Here is a final map of the three compared layers:
Data skew in distributed queries¶
When working with large-scale geospatial data, performance is not just about indexing speed or geometry approximation—it's also about how evenly work is distributed across the cluster.
H3 partitions space into a uniform hexagonal grid. While simple, this approach breaks down in real-world datasets, which are almost always skewed: dense urban areas may contain millions of features, while rural regions contain very few. Uniform partitioning causes some partitions to become overloaded while others remain underutilized, leading to load imbalance and straggler tasks that slow down the entire job.
It's important to note that H3 was never designed to address this problem. In contrast, Apache Sedona uses adaptive spatial partitioners such as the KDB-tree, which split space-based on data density. This ensures partitions are more balanced, minimizing hotspots and improving query performance at scale.
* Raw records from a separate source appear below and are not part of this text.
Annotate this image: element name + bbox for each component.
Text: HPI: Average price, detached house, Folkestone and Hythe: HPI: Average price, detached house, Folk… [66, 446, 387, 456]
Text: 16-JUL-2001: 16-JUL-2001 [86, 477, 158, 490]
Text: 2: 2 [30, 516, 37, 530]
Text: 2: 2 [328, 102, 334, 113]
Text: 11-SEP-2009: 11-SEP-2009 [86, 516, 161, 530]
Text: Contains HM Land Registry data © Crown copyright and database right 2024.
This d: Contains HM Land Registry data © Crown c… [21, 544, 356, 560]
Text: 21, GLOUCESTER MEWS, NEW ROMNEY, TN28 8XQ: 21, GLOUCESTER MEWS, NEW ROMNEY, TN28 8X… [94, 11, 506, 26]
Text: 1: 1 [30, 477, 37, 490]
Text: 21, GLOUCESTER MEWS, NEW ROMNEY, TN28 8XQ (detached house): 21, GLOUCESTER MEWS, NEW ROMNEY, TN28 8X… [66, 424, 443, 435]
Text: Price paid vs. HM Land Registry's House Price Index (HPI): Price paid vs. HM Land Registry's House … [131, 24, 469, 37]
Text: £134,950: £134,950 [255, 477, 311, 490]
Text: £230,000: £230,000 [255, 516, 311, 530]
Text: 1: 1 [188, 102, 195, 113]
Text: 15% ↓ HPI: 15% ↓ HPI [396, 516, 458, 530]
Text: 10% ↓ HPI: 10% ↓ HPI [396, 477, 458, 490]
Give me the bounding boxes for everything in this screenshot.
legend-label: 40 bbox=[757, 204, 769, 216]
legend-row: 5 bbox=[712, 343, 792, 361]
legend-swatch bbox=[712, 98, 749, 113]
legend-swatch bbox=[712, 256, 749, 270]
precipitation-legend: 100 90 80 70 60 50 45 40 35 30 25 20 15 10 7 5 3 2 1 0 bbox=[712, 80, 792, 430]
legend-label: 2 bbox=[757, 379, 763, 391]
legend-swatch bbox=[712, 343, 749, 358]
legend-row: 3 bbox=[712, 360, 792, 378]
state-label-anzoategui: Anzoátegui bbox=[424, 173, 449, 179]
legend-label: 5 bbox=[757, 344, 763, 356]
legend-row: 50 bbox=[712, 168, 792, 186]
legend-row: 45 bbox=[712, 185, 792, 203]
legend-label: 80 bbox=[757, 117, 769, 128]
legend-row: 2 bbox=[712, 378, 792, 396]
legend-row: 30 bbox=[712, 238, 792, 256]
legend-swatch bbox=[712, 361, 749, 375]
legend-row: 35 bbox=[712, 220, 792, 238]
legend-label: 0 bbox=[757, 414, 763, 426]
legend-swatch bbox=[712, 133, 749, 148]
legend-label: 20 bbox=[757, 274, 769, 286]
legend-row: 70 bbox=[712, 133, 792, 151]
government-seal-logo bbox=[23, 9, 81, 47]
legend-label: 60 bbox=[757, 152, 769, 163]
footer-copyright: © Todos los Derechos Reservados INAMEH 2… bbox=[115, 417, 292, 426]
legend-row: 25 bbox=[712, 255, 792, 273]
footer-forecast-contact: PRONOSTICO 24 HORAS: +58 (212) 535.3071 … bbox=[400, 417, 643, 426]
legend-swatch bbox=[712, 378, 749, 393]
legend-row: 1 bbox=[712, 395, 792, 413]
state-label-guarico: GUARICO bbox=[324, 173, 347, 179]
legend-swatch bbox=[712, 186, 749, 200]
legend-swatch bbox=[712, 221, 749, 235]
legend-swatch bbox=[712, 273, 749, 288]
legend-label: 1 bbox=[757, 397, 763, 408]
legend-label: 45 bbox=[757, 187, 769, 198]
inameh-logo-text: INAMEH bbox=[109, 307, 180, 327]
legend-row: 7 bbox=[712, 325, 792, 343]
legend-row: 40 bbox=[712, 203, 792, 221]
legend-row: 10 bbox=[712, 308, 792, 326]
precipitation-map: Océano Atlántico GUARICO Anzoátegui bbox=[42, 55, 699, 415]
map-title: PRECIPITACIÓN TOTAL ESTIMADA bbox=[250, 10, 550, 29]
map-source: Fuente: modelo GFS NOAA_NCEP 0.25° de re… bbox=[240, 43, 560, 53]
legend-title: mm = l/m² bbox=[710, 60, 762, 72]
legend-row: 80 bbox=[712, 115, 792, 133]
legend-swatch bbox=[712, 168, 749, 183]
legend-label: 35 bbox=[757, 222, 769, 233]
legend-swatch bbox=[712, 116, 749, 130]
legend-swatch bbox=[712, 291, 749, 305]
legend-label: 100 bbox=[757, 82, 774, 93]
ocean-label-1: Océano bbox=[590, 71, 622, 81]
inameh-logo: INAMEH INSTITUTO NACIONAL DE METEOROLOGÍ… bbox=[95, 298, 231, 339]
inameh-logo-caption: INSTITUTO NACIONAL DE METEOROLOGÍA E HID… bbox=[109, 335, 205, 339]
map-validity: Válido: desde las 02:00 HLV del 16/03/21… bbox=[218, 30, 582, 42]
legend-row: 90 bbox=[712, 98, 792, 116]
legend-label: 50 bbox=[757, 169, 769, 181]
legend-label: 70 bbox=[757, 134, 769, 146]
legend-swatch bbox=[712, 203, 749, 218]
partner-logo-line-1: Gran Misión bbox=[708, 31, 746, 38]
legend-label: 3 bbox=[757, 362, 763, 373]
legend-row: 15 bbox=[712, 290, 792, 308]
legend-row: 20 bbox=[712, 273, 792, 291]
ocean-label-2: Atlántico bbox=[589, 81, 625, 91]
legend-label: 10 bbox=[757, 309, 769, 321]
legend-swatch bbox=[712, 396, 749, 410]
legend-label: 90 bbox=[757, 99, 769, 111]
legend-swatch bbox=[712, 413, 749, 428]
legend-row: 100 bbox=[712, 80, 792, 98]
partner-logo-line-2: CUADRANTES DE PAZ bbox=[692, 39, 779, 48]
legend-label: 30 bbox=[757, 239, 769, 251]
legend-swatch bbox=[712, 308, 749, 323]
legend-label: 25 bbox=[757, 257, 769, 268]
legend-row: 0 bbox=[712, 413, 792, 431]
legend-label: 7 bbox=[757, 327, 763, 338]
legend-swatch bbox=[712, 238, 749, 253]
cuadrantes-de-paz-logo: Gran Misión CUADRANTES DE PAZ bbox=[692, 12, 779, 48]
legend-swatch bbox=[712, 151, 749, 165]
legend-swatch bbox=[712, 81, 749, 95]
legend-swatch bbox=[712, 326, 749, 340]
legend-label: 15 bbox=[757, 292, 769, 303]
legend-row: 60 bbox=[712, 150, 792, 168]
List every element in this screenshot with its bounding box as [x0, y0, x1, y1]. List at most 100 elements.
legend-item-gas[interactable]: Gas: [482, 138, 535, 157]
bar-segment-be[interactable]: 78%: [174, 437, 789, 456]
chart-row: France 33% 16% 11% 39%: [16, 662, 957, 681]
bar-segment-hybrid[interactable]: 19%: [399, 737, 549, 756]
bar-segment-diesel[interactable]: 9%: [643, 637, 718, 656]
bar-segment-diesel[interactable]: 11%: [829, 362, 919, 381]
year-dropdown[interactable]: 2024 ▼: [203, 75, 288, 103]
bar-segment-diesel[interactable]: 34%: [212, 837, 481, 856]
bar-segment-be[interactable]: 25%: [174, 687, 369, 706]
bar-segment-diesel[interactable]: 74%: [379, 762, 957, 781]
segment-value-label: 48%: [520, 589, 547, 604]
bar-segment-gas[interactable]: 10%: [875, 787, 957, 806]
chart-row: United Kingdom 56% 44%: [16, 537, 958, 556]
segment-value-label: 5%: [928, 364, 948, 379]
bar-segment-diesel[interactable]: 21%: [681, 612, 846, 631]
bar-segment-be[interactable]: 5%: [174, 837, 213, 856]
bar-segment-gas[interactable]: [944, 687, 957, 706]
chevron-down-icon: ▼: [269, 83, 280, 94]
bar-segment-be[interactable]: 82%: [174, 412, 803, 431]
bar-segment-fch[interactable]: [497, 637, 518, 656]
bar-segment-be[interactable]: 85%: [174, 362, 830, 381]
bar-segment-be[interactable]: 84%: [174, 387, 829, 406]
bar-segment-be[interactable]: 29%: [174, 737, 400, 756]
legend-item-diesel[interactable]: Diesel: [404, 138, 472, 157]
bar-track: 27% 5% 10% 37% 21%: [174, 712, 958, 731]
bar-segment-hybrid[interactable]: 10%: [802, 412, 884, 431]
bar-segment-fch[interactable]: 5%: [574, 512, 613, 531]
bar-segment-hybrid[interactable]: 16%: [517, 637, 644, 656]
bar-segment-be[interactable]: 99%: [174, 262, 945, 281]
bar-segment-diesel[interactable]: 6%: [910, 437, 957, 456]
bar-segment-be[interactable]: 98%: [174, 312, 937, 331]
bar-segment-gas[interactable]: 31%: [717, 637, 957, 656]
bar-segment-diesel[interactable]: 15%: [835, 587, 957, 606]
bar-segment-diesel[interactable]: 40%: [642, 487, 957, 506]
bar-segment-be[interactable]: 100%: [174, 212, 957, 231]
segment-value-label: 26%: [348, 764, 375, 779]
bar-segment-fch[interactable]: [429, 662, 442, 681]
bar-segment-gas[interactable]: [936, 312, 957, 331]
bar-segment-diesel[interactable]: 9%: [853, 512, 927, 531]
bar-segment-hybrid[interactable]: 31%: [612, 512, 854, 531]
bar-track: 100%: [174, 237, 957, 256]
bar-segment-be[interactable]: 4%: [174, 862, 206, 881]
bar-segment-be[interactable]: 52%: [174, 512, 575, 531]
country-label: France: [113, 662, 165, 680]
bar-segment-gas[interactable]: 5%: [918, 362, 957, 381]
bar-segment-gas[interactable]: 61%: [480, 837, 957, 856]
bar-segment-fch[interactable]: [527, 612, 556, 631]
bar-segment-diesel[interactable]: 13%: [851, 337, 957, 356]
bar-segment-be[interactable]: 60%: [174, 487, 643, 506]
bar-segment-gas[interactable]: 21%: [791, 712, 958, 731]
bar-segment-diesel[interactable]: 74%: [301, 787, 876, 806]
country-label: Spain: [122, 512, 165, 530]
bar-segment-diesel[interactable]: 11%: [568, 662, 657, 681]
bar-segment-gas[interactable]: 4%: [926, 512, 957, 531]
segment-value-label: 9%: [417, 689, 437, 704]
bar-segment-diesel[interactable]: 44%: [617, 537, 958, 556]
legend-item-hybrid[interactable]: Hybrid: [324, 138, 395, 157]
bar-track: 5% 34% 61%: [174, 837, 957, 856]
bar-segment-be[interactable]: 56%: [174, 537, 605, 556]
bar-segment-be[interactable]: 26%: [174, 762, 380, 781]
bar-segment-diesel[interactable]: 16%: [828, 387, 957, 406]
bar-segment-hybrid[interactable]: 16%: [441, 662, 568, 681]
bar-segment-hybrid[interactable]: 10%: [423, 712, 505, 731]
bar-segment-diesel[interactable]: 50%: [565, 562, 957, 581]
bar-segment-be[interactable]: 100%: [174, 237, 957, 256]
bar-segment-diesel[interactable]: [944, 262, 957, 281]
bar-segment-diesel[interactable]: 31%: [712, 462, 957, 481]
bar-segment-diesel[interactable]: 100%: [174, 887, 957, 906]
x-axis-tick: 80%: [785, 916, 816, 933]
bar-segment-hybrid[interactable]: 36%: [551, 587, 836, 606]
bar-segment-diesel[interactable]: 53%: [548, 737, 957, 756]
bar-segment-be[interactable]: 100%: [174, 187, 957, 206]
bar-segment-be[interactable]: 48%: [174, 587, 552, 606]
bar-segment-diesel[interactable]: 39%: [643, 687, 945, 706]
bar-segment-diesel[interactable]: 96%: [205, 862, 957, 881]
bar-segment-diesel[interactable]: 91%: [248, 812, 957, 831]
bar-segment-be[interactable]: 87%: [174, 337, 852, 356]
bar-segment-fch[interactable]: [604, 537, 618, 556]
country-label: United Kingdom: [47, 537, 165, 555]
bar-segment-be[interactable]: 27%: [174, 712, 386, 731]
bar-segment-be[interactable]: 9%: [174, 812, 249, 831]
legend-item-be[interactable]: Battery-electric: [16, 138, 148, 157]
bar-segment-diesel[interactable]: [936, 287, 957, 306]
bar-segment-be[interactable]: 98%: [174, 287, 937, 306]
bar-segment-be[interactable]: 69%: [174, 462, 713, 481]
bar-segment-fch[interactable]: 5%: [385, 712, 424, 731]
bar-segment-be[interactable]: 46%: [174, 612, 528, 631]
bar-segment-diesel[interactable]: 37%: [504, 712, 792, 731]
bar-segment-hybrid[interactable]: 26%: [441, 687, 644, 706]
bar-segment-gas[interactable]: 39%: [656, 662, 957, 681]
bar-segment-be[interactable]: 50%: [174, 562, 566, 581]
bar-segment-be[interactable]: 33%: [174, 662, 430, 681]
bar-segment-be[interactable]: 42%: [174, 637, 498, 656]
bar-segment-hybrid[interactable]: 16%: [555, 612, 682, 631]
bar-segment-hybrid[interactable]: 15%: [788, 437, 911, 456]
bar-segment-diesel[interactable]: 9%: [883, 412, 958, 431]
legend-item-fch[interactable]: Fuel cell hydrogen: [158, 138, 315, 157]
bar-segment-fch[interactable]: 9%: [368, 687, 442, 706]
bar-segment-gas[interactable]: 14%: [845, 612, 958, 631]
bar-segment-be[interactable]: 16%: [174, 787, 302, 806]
For a deeper dive, see Jia Yu's GeoSpark (now Sedona) paper, which illustrates how uniform grids fall short compared to adaptive methods in skewed workloads.
Conclusion¶
H3 can be useful for speeding up some spatial operations by approximating computations, but it sacrifices precision and creates additional complexity.
Apache Sedona is scalable and can run spatial computations exactly, which is easier.
H3 is still a great option for certain types of spatial computations, but it's often easier to simply use the precise computations that are built-in to Apache Sedona.